U.S. Secretary of Energy Jennifer M. Granholm spoke to economic development and community leaders at today’s roundtable discussion at NETL in Morgantown, West Virginia, saying that energy communities in the Mountain State and other parts of the country will not be left behind as the nation undergoes a transformation to clean energy technologies.
Secretary Granholm was joined at the Energy Communities and Economy Forum by U.S. Sen. Joe Manchin of West Virginia, who chairs the Senate Energy and Natural Resources Committee, and nearly 50 stakeholders to discuss steps the Biden Administration is taking to support communities hard hit by declines in the use of fossil resources to generate power.
The forum also featured discussion on the initial report completed by the Interagency Working Group (IWG) on Coal and Power Plant Communities and Economic Revitalization, which was created by President Biden to catalyze economic development, create good-paying union jobs and support workers in energy communities as the U.S. moves forward to create a carbon-free power sector by 2035 and a net-zero emissions economy by 2050.
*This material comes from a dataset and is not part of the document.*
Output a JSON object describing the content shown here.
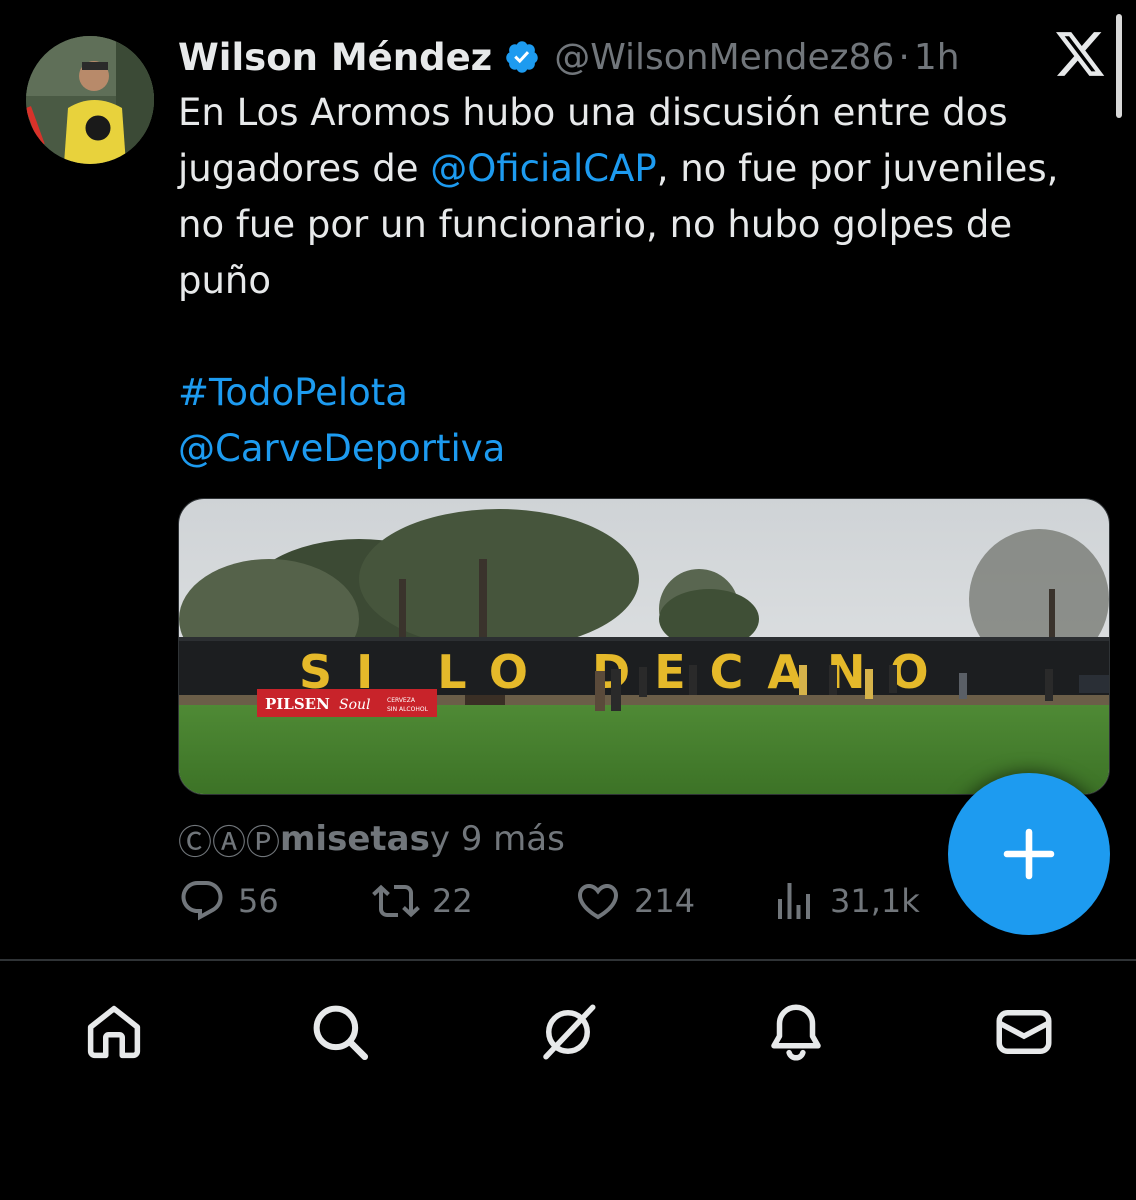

“From the last two days touring West Virginia with my friend, Senator Joe Manchin, I’ve been bowled over by the resolve of this state to seize the energy opportunity ahead and the eagerness to lead the country’s clean energy industries,” Secretary Granholm said. “West Virginia is primed to help build this country’s clean energy future, and once we pass the American Jobs Plan, we’ll roll up our sleeves and get to work.”
NETL Director Brian Anderson, Ph.D., was named in April to serve as Executive Director of the IWG. NETL expertise in energy sector analysis and other resources were used to draft the IWG’s initial report.
“NETL is well-equipped to advance solutions to meet the carbon management goals for our country and develop innovative technologies to create new jobs in communities already impacted by coal mine and power plant closures,” Anderson said.
“We are taking a whole-of-government approach to allocate funding and create jobs as quickly as possible. NETL was honored to welcome our distinguished guests to today’s important event, which will soon be followed by a series of town hall meetings with senior Administration officials in energy communities, to both listen to the concerns of key constituencies and identify federal resources these communities can access,” Anderson said.
During her visit to Morgantown, Secretary Granholm also announced that the Department of Energy has awarded $5 million to the West Virginia University Research Corporation to develop an additive manufacturing-based joining technology that will enable advanced power plants to run with greater efficiency. The project will support DOE’s High Performance Materials program, which fosters improvements in flexibility and reliability for low-carbon fossil power generation and enhances the competitiveness of the nation’s materials supply chain, creating good-paying jobs.
Prior to the forum, Anderson led Secretary Granholm and Sen. Manchin on a tour highlighting NETL’s research in converting carbon dioxide, biomass, components of natural gas, coal wastes and coal byproducts into valuable carbon products. NETL has demonstrated the ability to make roofing materials, roadway materials, computer chips and hydrogen, a clean energy fuel, from these inexpensive and abundant resources.
The tour included a stop at NETL’s Reaction Analysis and Chemical Transformation (ReACT) facility, which provides researchers with innovative tools to develop transformative technologies such as microwave-assisted chemical conversion that can reduce overall system energy requirements, decrease overall costs and lower targeted emissions from fossil fuels.
NETL is a U.S. Department of Energy national laboratory that drives innovation and delivers technological solutions for an environmentally sustainable and prosperous energy future. By leveraging its world-class talent and research facilities, NETL is ensuring affordable, abundant and reliable energy that drives a robust economy and national security, while developing technologies to manage carbon across the full life cycle, enabling environmental sustainability for all Americans.